Locke ne veut pas être qui il est. Il veut être un autre, quelqu’un de « spécial ». De même qu’il a été élevé par d’autres que ses parents, il se veut un autre ; de même qu’il est né non désiré et rejeté, il rejette ce qu’il est. Dans l’épisode « Le messager » (4×11) il reçoit, enfant, la visite de Richard qui lui fait passer un examen pour pouvoir entrer à l’école des enfants « spéciaux ». Il doit choisir parmi plusieurs objets qu’il a apportés un objet qui lui appartient déjà. Il prend d’abord la fiole de sable et la boussole, ce qui semble satisfaire Richard, puis se ravise et prend le couteau. Richard, déçu, reprend les objets et annonce alors qu’il n’est pas celui qu’il pensait.

Une scène similaire se répète quand, étudiant, il lui est proposé un poste de scientifique, en accord avec ses qualités, et qu’il le refuse énergiquement, prétendant être fait pour le sport et l’action. Le fait que son père l’emmène plus tard à la chasse flatte son désir d’être sportif et fort, c’est ainsi que son père peut le manipuler. Rêve qui s’écroule complètement quand il se retrouve paralysé.

Cependant une fois sur l’île, dans sa seconde vie, il réalise avec brio ce qu’il n’a jamais réalisé dans sa première vie terrestre, devenant un chasseur accompli et sachant très bien se débrouiller dans la nature, permettant ainsi à tous les autres de survivre. Finalement, n’est-ce pas Richard et le monde qui se trompaient sur lui ? Le destin de Locke était-il de devenir un bon scientifique ou bien de devenir un bon aventurier ? Cela reste incertain et c’est cette incertitude qui lui fera perdre son chemin.

Dans sa seconde vie, dans un premier temps Locke fait preuve de sagesse et aide les autres à se réaliser, à régler leurs conflits intérieurs. Il semble que ce soit au prix de la perte de sa propre sagesse puisqu’il dérive ensuite jusqu’à se perdre.

« Je est un autre », disait Rimbaud. Locke incarne cette incertitude des êtres humains quant à leur être et quant à leur destin. Moi aussi, ressent le spectateur de Lost, je suis peut-être fait pour être un autre, je pourrais avoir une autre existence, un autre destin que ceux que la société m’assigne.
Mais John est aussi celui qui prend les autres pour d’autres que ceux qu’ils sont.
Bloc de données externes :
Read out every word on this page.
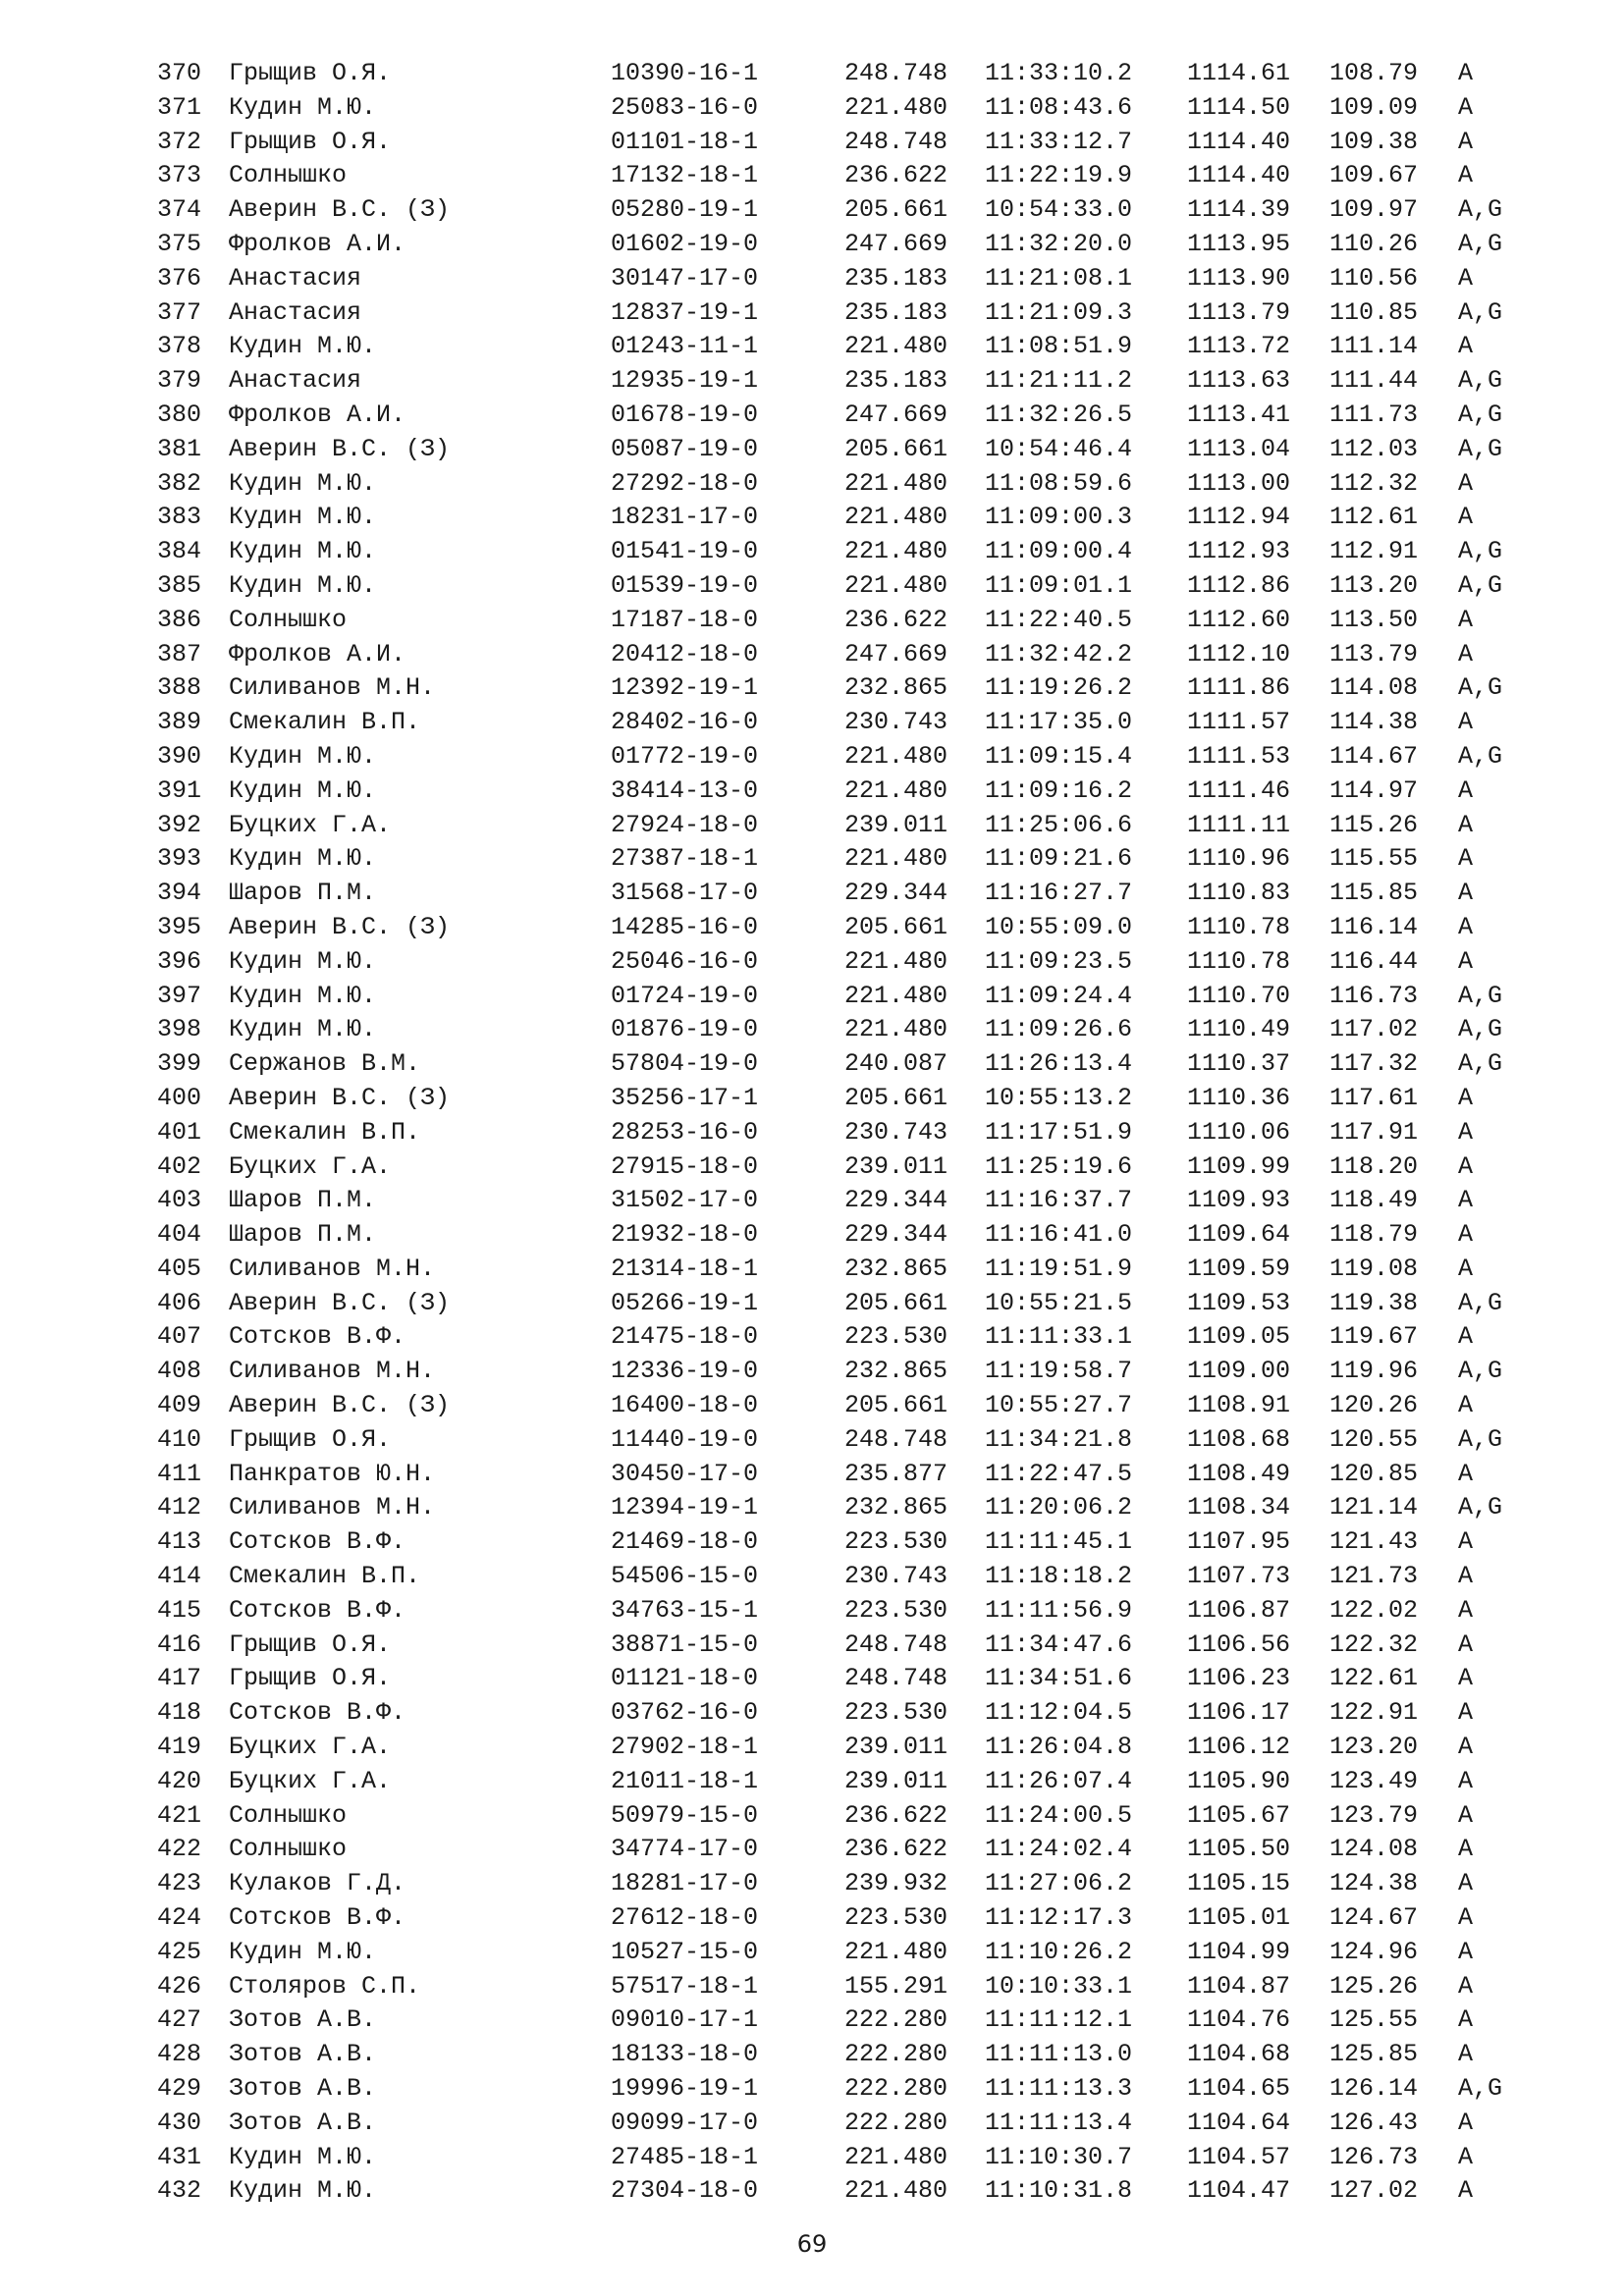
370 Грыщив О.Я.	10390-16-1	248.748 11:33:10.2 1114.61 108.79 A
371 Кудин М.Ю.	25083-16-0	221.480 11:08:43.6 1114.50 109.09 A
372 Грыщив О.Я.	01101-18-1	248.748 11:33:12.7 1114.40 109.38 A
373 Солнышко	17132-18-1	236.622 11:22:19.9 1114.40 109.67 A
374 Аверин В.С. (З)	05280-19-1	205.661 10:54:33.0 1114.39 109.97 A,G
375 Фролков А.И.	01602-19-0	247.669 11:32:20.0 1113.95 110.26 A,G
376 Анастасия	30147-17-0	235.183 11:21:08.1 1113.90 110.56 A
377 Анастасия	12837-19-1	235.183 11:21:09.3 1113.79 110.85 A,G
378 Кудин М.Ю.	01243-11-1	221.480 11:08:51.9 1113.72 111.14 A
379 Анастасия	12935-19-1	235.183 11:21:11.2 1113.63 111.44 A,G
380 Фролков А.И.	01678-19-0	247.669 11:32:26.5 1113.41 111.73 A,G
381 Аверин В.С. (З)	05087-19-0	205.661 10:54:46.4 1113.04 112.03 A,G
382 Кудин М.Ю.	27292-18-0	221.480 11:08:59.6 1113.00 112.32 A
383 Кудин М.Ю.	18231-17-0	221.480 11:09:00.3 1112.94 112.61 A
384 Кудин М.Ю.	01541-19-0	221.480 11:09:00.4 1112.93 112.91 A,G
385 Кудин М.Ю.	01539-19-0	221.480 11:09:01.1 1112.86 113.20 A,G
386 Солнышко	17187-18-0	236.622 11:22:40.5 1112.60 113.50 A
387 Фролков А.И.	20412-18-0	247.669 11:32:42.2 1112.10 113.79 A
388 Силиванов М.Н.	12392-19-1	232.865 11:19:26.2 1111.86 114.08 A,G
389 Смекалин В.П.	28402-16-0	230.743 11:17:35.0 1111.57 114.38 A
390 Кудин М.Ю.	01772-19-0	221.480 11:09:15.4 1111.53 114.67 A,G
391 Кудин М.Ю.	38414-13-0	221.480 11:09:16.2 1111.46 114.97 A
392 Буцких Г.А.	27924-18-0	239.011 11:25:06.6 1111.11 115.26 A
393 Кудин М.Ю.	27387-18-1	221.480 11:09:21.6 1110.96 115.55 A
394 Шаров П.М.	31568-17-0	229.344 11:16:27.7 1110.83 115.85 A
395 Аверин В.С. (З)	14285-16-0	205.661 10:55:09.0 1110.78 116.14 A
396 Кудин М.Ю.	25046-16-0	221.480 11:09:23.5 1110.78 116.44 A
397 Кудин М.Ю.	01724-19-0	221.480 11:09:24.4 1110.70 116.73 A,G
398 Кудин М.Ю.	01876-19-0	221.480 11:09:26.6 1110.49 117.02 A,G
399 Сержанов В.М.	57804-19-0	240.087 11:26:13.4 1110.37 117.32 A,G
400 Аверин В.С. (З)	35256-17-1	205.661 10:55:13.2 1110.36 117.61 A
401 Смекалин В.П.	28253-16-0	230.743 11:17:51.9 1110.06 117.91 A
402 Буцких Г.А.	27915-18-0	239.011 11:25:19.6 1109.99 118.20 A
403 Шаров П.М.	31502-17-0	229.344 11:16:37.7 1109.93 118.49 A
404 Шаров П.М.	21932-18-0	229.344 11:16:41.0 1109.64 118.79 A
405 Силиванов М.Н.	21314-18-1	232.865 11:19:51.9 1109.59 119.08 A
406 Аверин В.С. (З)	05266-19-1	205.661 10:55:21.5 1109.53 119.38 A,G
407 Сотсков В.Ф.	21475-18-0	223.530 11:11:33.1 1109.05 119.67 A
408 Силиванов М.Н.	12336-19-0	232.865 11:19:58.7 1109.00 119.96 A,G
409 Аверин В.С. (З)	16400-18-0	205.661 10:55:27.7 1108.91 120.26 A
410 Грыщив О.Я.	11440-19-0	248.748 11:34:21.8 1108.68 120.55 A,G
411 Панкратов Ю.Н.	30450-17-0	235.877 11:22:47.5 1108.49 120.85 A
412 Силиванов М.Н.	12394-19-1	232.865 11:20:06.2 1108.34 121.14 A,G
413 Сотсков В.Ф.	21469-18-0	223.530 11:11:45.1 1107.95 121.43 A
414 Смекалин В.П.	54506-15-0	230.743 11:18:18.2 1107.73 121.73 A
415 Сотсков В.Ф.	34763-15-1	223.530 11:11:56.9 1106.87 122.02 A
416 Грыщив О.Я.	38871-15-0	248.748 11:34:47.6 1106.56 122.32 A
417 Грыщив О.Я.	01121-18-0	248.748 11:34:51.6 1106.23 122.61 A
418 Сотсков В.Ф.	03762-16-0	223.530 11:12:04.5 1106.17 122.91 A
419 Буцких Г.А.	27902-18-1	239.011 11:26:04.8 1106.12 123.20 A
420 Буцких Г.А.	21011-18-1	239.011 11:26:07.4 1105.90 123.49 A
421 Солнышко	50979-15-0	236.622 11:24:00.5 1105.67 123.79 A
422 Солнышко	34774-17-0	236.622 11:24:02.4 1105.50 124.08 A
423 Кулаков Г.Д.	18281-17-0	239.932 11:27:06.2 1105.15 124.38 A
424 Сотсков В.Ф.	27612-18-0	223.530 11:12:17.3 1105.01 124.67 A
425 Кудин М.Ю.	10527-15-0	221.480 11:10:26.2 1104.99 124.96 A
426 Столяров С.П.	57517-18-1	155.291 10:10:33.1 1104.87 125.26 A
427 Зотов А.В.	09010-17-1	222.280 11:11:12.1 1104.76 125.55 A
428 Зотов А.В.	18133-18-0	222.280 11:11:13.0 1104.68 125.85 A
429 Зотов А.В.	19996-19-1	222.280 11:11:13.3 1104.65 126.14 A,G
430 Зотов А.В.	09099-17-0	222.280 11:11:13.4 1104.64 126.43 A
431 Кудин М.Ю.	27485-18-1	221.480 11:10:30.7 1104.57 126.73 A
432 Кудин М.Ю.	27304-18-0	221.480 11:10:31.8 1104.47 127.02 A
69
Il prend son père pour un père aimant alors que son père le trompe gravement. Il prend la communauté dans laquelle il vit pour une famille idéale alors qu’elle pratique le trafic de drogue, et il introduit dans cette « famille » un autostoppeur qu’il croit sincère alors qu’il s’avère être un policier. Une fois sur l’île, il se laissera berner de la même manière par Benjamin Linus.

Il sera renommé par Charles Widmore du nom d’un autre philosophe, Jeremy Bentham, inventeur du terme « déontologie », et qui estimait que les individus cherchaient à avoir plus de plaisir que de peine. Ce philosophe anglais du XVIIIe siècle est l’inventeur du panoptique, prison construite de façon à pouvoir surveiller constamment les prisonniers. Et il avait préparé sa mort de manière étrange, en désirant être embaumé à la façon des Maoris puis exposé assis, ainsi embaumé, pour devenir une « auto-icône ». Les embaumeurs anglais ayant raté l’embaumement de sa tête la remplacèrent par une tête en cire et placèrent sa vraie tête par terre entre ses jambes, exposée dans une cage en verre comme le corps. Cette exposition du corps, vêtu d’un costume noir (comme John Locke dans son cercueil), et de la tête de Bentham, donna lieu à bien des farces estudiantines. Corps profané après sa mort comme celui de Locke, « auto-icône » investie par le monstre.

John joue au backgammon (enfant puis sur l’île), jeu représenté sur le panneau « Enfer » du « Jardin des délices » de Bosch (indice supplémentaire de la référence aux tableaux de Bosch, et spécialement à celui du « Jugement dernier », dont tous les codes sont repris dès le premier épisode, indiquant ce qui s’y passe réellement). Jeu qui se joue à deux, avec jeton noir et jeton blanc, représentant selon lui le mal et le bien, et auquel il joue seul, lui-même deux en un. (Nous reviendrons une autre fois sur ce jeu).

Locke travaillait dans une usine de boîtes ; il finit dans une boîte ouverte, son cercueil, ouvert sur son corps, symbolisant les cercueils de tous les humains qui seront ouverts au jour du Jugement dernier afin de se relever pour être jugés.